Technical controls — concrete settings and tips

Implement these specific controls where applicable: require SAML/SSO with enforced MFA; disable shared accounts; use team-based RBAC and avoid granting org-wide admin rights; enable “Require pull request reviews before merging” with at least one required approver and block direct pushes to protected branches; enable commit signature verification (GPG or SSH key validation) to deter forged commits; rotate and limit scope of personal access tokens (PATs), and prefer OIDC short-lived tokens for CI/CD pipelines; use secrets management (HashiCorp Vault, AWS Secrets Manager) rather than storing secrets in repo variables; enable repository-level secret scanning and push protection; configure audit log retention per your Compliance Framework; and implement automated periodic access reviews (e.g., quarterly) with documented attestation from repo owners.

Source Code Access Policy - Template (adapt to your organization)

1. Purpose

  • Protect confidentiality, integrity, and availability of source code and comply with ISO 27001 and Compliance Framework requirements.

2. Scope

  • All source code repositories, branches, forks, CI/CD pipelines, and associated secrets used in development and deployment.

3. Definitions

  • Repo Owner, Maintainer, Contributor, External Collaborator, Break-Glass Access, etc.

4. Roles & Responsibilities

  • Repo Owner: approves access requests; performs quarterly access reviews.
  • Security Team: configures security scanning, reviews exceptions.
  • IT/Identity: manages SSO accounts and deprovisioning.

5. Access Requirements

  • Authentication: SSO (SAML/SCIM) with MFA required.
  • Authorization: RBAC, least privilege, temporary elevated access via documented approval.
  • Code Review: protected branches require at least one (or two for critical repos) approvers; enforce CODEOWNERS where applicable.

6. Technical Controls

  • Branch protection, required status checks, signed commits, secrets scanning, CI token rotation, ephemeral credentials.

7. Onboarding & Offboarding

  • Onboarding tied to HR ticket; Offboarding uses SCIM deprovisioning within 1 business day.

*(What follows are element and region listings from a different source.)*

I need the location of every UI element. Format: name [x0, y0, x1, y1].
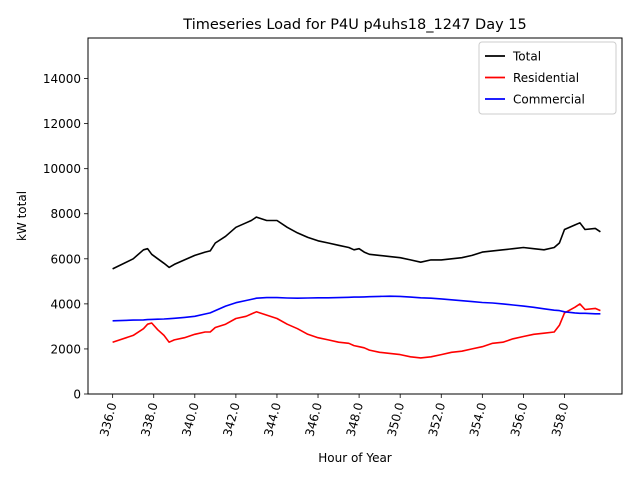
series-line-commercial	[112, 295, 601, 322]
legend-box	[478, 41, 617, 115]
series-layer	[112, 216, 601, 359]
y-tick-label: 6000	[50, 252, 81, 266]
y-axis: 0 2000 4000 6000 8000 10000 12000 14000	[43, 72, 88, 402]
y-tick-label: 4000	[50, 297, 81, 311]
y-tick-label: 8000	[50, 207, 81, 221]
x-axis-label: Hour of Year	[318, 451, 392, 465]
plot-area	[87, 37, 623, 395]
legend-label-commercial: Commercial	[513, 93, 585, 107]
y-axis-label: kW total	[15, 191, 29, 241]
y-tick-label: 14000	[43, 72, 81, 86]
legend-label-residential: Residential	[513, 71, 579, 85]
y-tick-label: 10000	[43, 162, 81, 176]
series-line-residential	[112, 303, 601, 359]
series-line-total	[112, 216, 601, 270]
y-tick-label: 0	[73, 388, 81, 402]
chart-title: Timeseries Load for P4U p4uhs18_1247 Day…	[182, 17, 526, 33]
y-tick-label: 12000	[43, 117, 81, 131]
legend-label-total: Total	[512, 50, 541, 64]
axes-frame	[87, 37, 623, 395]
legend: Total Residential Commercial	[478, 41, 617, 115]
y-tick-label: 2000	[50, 342, 81, 356]
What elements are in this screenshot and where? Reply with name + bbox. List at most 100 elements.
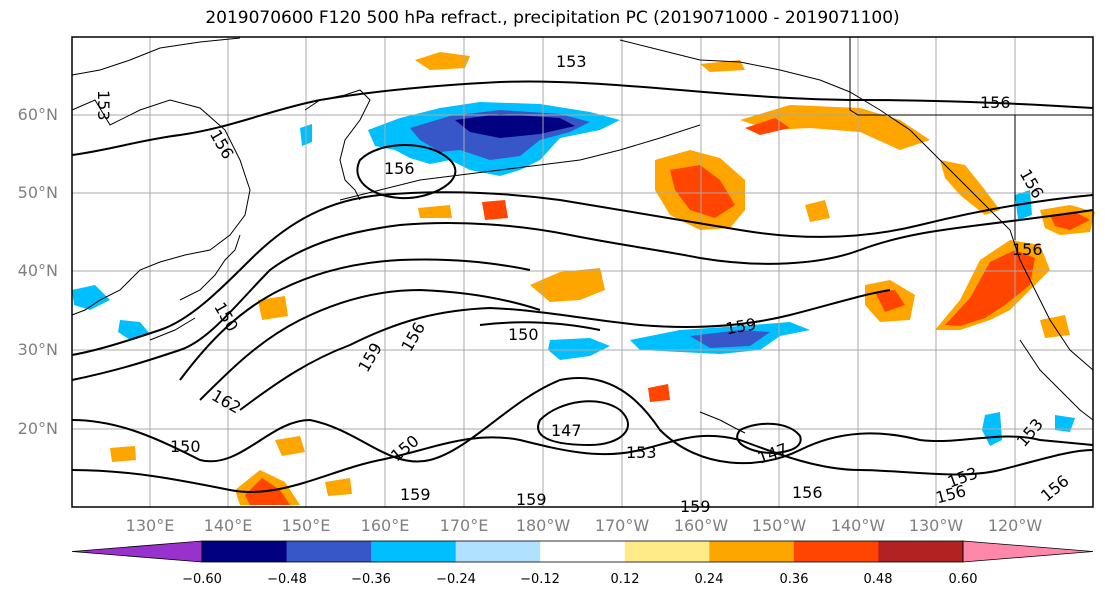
contour-inner2 bbox=[179, 258, 531, 381]
contours bbox=[71, 80, 1094, 493]
map-frame bbox=[71, 36, 1094, 508]
lat-label-60n: 60°N bbox=[17, 105, 58, 124]
colorbar-segment bbox=[202, 541, 288, 562]
contour-closed-156 bbox=[356, 144, 457, 200]
colorbar-tick-label: 0.12 bbox=[610, 572, 640, 587]
colorbar-tick-label: −0.24 bbox=[436, 572, 476, 587]
neg-area-central-core bbox=[690, 330, 770, 348]
colorbar-extend-high bbox=[962, 540, 1094, 563]
colorbar-segment bbox=[455, 541, 541, 562]
lon-label-170w: 170°W bbox=[594, 516, 650, 535]
colorbar-segment bbox=[286, 541, 372, 562]
contour-label: 153 bbox=[556, 52, 587, 71]
contour-inner3 bbox=[479, 321, 601, 331]
contour-label: 162 bbox=[208, 386, 244, 418]
contour-label: 147 bbox=[755, 439, 790, 467]
pos-area-180 bbox=[530, 268, 605, 302]
pos-area-south4 bbox=[110, 446, 136, 462]
contour-label: 156 bbox=[792, 483, 823, 502]
pos-area-hawaii-ne-core bbox=[875, 290, 905, 312]
contour-label: 147 bbox=[551, 421, 582, 440]
contour-label: 150 bbox=[387, 431, 423, 465]
contour-label: 159 bbox=[516, 490, 547, 509]
colorbar-tick-label: −0.60 bbox=[182, 572, 222, 587]
contour-label: 156 bbox=[980, 93, 1011, 112]
contour-159 bbox=[71, 191, 1094, 356]
coast-kamchatka bbox=[304, 89, 371, 201]
contour-label: 150 bbox=[508, 325, 539, 344]
colorbar bbox=[71, 540, 1094, 563]
lat-label-20n: 20°N bbox=[17, 419, 58, 438]
island-hawaii bbox=[699, 411, 746, 434]
colorbar-tick-label: −0.36 bbox=[351, 572, 391, 587]
coast-japan bbox=[149, 234, 241, 341]
coastlines bbox=[71, 37, 1094, 434]
contour-label: 156 bbox=[1012, 240, 1043, 259]
neg-area-okhotsk-core bbox=[455, 114, 575, 138]
contour-low-147b bbox=[736, 422, 802, 454]
contour-label: 153 bbox=[1013, 415, 1047, 451]
coast-alaska bbox=[619, 39, 1094, 371]
contour-153 bbox=[71, 434, 1094, 493]
neg-area-japan2 bbox=[118, 320, 150, 340]
colorbar-tick-label: 0.24 bbox=[694, 572, 724, 587]
colorbar-outline bbox=[201, 540, 964, 563]
lon-label-150e: 150°E bbox=[281, 516, 331, 535]
pos-area-pac3 bbox=[805, 200, 830, 222]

8. Exceptions & Emergency Access

  • Documented break-glass process; emergency access logged and reviewed within 3 business days.

9. Monitoring & Evidence

  • Maintain audit logs, PR histories, access review records, and policy version history for audit.

10. Review Cycle

  • Policy reviewed annually or after major incident.

Mapping to Compliance Framework: [table mapping policy sections to framework control IDs and ISO Annex A controls]

Adapt the template by filling in names, tool-specific procedures (e.g., GitHub Organizations vs GitLab Groups), retention periods required by your Compliance Framework, and the control mapping table referenced in the template.

Compliance tips and best practices: integrate the policy into your onboarding playbook so new hires automatically receive the right repo access; use automation (SCIM, IaC for repo provisioning, GitOps) to reduce human error; log all access changes and store logs in a centralized SIEM with at least the retention period required by your Compliance Framework; run periodic mock audits and tabletop exercises to validate break-glass and incident response workflows; and treat external contributors as a separate risk category with time-limited, minimal access and mandatory NDAs.

In summary, a robust ISO 27001-compliant source code access policy is a mix of clear written rules, mapped controls for your Compliance Framework, and enforceable technical settings. For small businesses, focus on centralized identity, least privilege, branch protection, secrets hygiene, automated onboarding/offboarding, and evidence collection — these steps reduce risk, make audits smoother, and materially improve your security posture.